Spektral Quartet’s ENIGMA Premiere At Adler Planetarium Postponed Due To COVID-19 Pandemic
Out of an abundance of caution, and prioritizing the safety and wellbeing of its artists and guests, the Grammy-nominated Spektral Quartet has postponed its world premiere of the multimedia work ENIGMA, in partnership with the Adler Planetarium. The work was to be presented June 11 and 12 in the Adler’s Grainger Sky Theater. A new premiere date will be announced later this year.
ENIGMA was inspired in part by the 2017 solar eclipse. The live music and 360-degree video experience for fulldome theater was created for the string quartet by Icelandic artists Anna Thorvaldsdottir (composer) and Sigurdur Gudjonsson (video artist). For more information, visit spektralquartet.com/enigma.
ENIGMA is presented in partnership with the Adler Planetarium and is co co-commissioned by Carnegie Hall, Washington Performing Arts and Spektral Quartet NFP. Major support is provided by the National Endowment for the Arts, Paul M. Angell Family Foundation and mediaThe foundation inc.
About the Spektral Quartet
Multi-Grammy nominees the Spektral Quartet actively pursues a vivid conversation between exhilarating works of the traditional repertoire and those written this decade, this year, or this week. Since its inception in 2010, Spektral is known for creating seamless connections across centuries, drawing in the listener with charismatic deliveries, interactive concert formats, an up-close atmosphere, and bold, inquisitive programming.

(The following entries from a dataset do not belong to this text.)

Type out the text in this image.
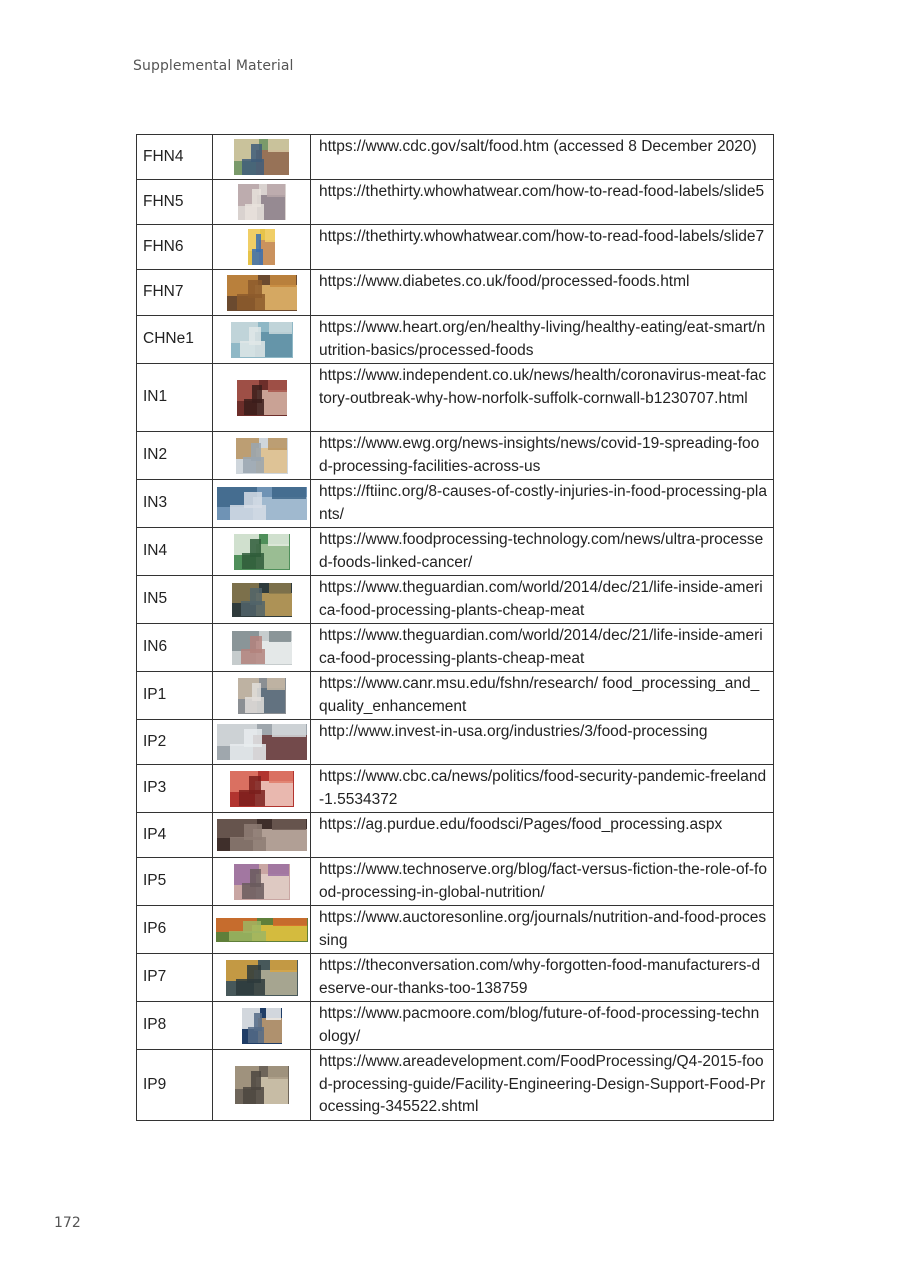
Supplemental Material
FHN4		https://www.cdc.gov/salt/food.htm (accessed 8 December 2020)
FHN5		https://thethirty.whowhatwear.com/how-to-read-food-labels/slide5
FHN6		https://thethirty.whowhatwear.com/how-to-read-food-labels/slide7
FHN7		https://www.diabetes.co.uk/food/processed-foods.html
CHNe1		https://www.heart.org/en/healthy-living/healthy-eating/eat-smart/nutrition-basics/processed-foods
IN1		https://www.independent.co.uk/news/health/coronavirus-meat-factory-outbreak-why-how-norfolk-suffolk-cornwall-b1230707.html
IN2		https://www.ewg.org/news-insights/news/covid-19-spreading-food-processing-facilities-across-us
IN3		https://ftiinc.org/8-causes-of-costly-injuries-in-food-processing-plants/
IN4		https://www.foodprocessing-technology.com/news/ultra-processed-foods-linked-cancer/
IN5		https://www.theguardian.com/world/2014/dec/21/life-inside-america-food-processing-plants-cheap-meat
IN6		https://www.theguardian.com/world/2014/dec/21/life-inside-america-food-processing-plants-cheap-meat
IP1		https://www.canr.msu.edu/fshn/research/ food_processing_and_quality_enhancement
IP2		http://www.invest-in-usa.org/industries/3/food-processing
IP3		https://www.cbc.ca/news/politics/food-security-pandemic-freeland-1.5534372
IP4		https://ag.purdue.edu/foodsci/Pages/food_processing.aspx
IP5		https://www.technoserve.org/blog/fact-versus-fiction-the-role-of-food-processing-in-global-nutrition/
IP6		https://www.auctoresonline.org/journals/nutrition-and-food-processing
IP7		https://theconversation.com/why-forgotten-food-manufacturers-deserve-our-thanks-too-138759
IP8		https://www.pacmoore.com/blog/future-of-food-processing-technology/
IP9		https://www.areadevelopment.com/FoodProcessing/Q4-2015-food-processing-guide/Facility-Engineering-Design-Support-Food-Processing-345522.shtml
172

With a tour schedule including some of the country’s most notable concert venues such as the Kennedy Center, Miller Theater, Library of Congress, and NPR’s Tiny Desk Concerts, the quartet also takes great pride in its home city of Chicago: championing the work of local composers, bridging social and aesthetic partitions, and cultivating its ongoing residency at the University of Chicago. For more information, visit spektralquartet.com.
About the Adler Planetarium
The Adler Planetarium connects people to the universe and each other. Whether it is introducing a guest to the Ring Nebula, a neighborhood school to a community partner, a research team to a network of citizen scientists, or one staff member to another, the Adler’s focus on meaningful connections dates back nearly a century.

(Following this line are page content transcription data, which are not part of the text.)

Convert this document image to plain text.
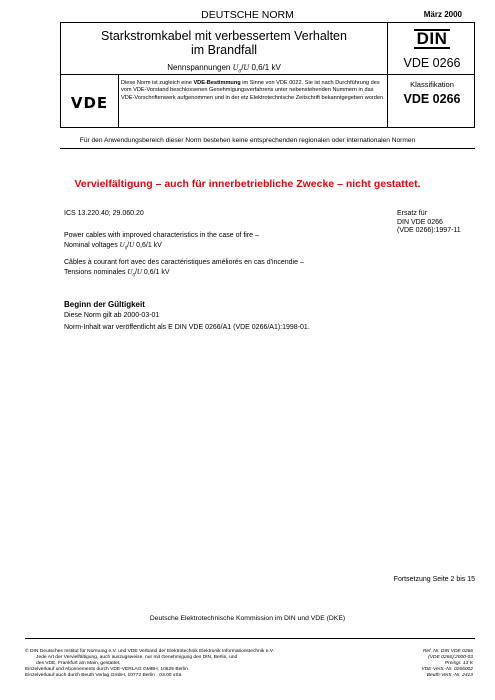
DEUTSCHE NORM	März 2000
Starkstromkabel mit verbessertem Verhalten
im Brandfall
Nennspannungen $U_0/U$ 0,6/1 kV
DIN
VDE 0266
VDE
Diese Norm ist zugleich eine VDE-Bestimmung im Sinne von VDE 0022. Sie ist nach Durchführung des vom VDE-Vorstand beschlossenen Genehmigungsverfahrens unter nebenstehenden Nummern in das VDE-Vorschriftenwerk aufgenommen und in der etz Elektrotechnische Zeitschrift bekanntgegeben worden.
Klassifikation
VDE 0266
Für den Anwendungsbereich dieser Norm bestehen keine entsprechenden regionalen oder internationalen Normen
Vervielfältigung – auch für innerbetriebliche Zwecke – nicht gestattet.
ICS 13.220.40; 29.060.20	Ersatz für
DIN VDE 0266
(VDE 0266):1997-11
Power cables with improved characteristics in the case of fire –
Nominal voltages $U_0/U$ 0,6/1 kV
Câbles à courant fort avec des caractéristiques améliorés en cas d'incendie –
Tensions nominales $U_0/U$ 0,6/1 kV
Beginn der Gültigkeit
Diese Norm gilt ab 2000-03-01
Norm-Inhalt war veröffentlicht als E DIN VDE 0266/A1 (VDE 0266/A1):1998-01.
Fortsetzung Seite 2 bis 15
Deutsche Elektrotechnische Kommission im DIN und VDE (DKE)
© DIN Deutsches Institut für Normung e.V. und VDE Verband der Elektrotechnik Elektronik Informationstechnik e.V.
Jede Art der Vervielfältigung, auch auszugsweise, nur mit Genehmigung des DIN, Berlin, und
des VDE, Frankfurt am Main, gestattet.
Einzelverkauf und Abonnements durch VDE-VERLAG GMBH, 10625 Berlin
Einzelverkauf auch durch Beuth Verlag GmbH, 10772 Berlin · 03.00 vSa
Ref. Nr. DIN VDE 0266
(VDE 0266):2000-03
Preisgr. 13 K
VDE-Vertr.-Nr. 0266002
Beuth-Vertr.-Nr. 2413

Today, the museum hosts more than half a million visitors each year and reaches millions more through youth STEAM programs, neighborhood skywatching events, online citizen science, and other outreach projects. With the Adler’s support, people of all ages, backgrounds, and abilities gain the confidence to explore their universe together and return to their communities ready to think critically and creatively about any challenge that comes their way.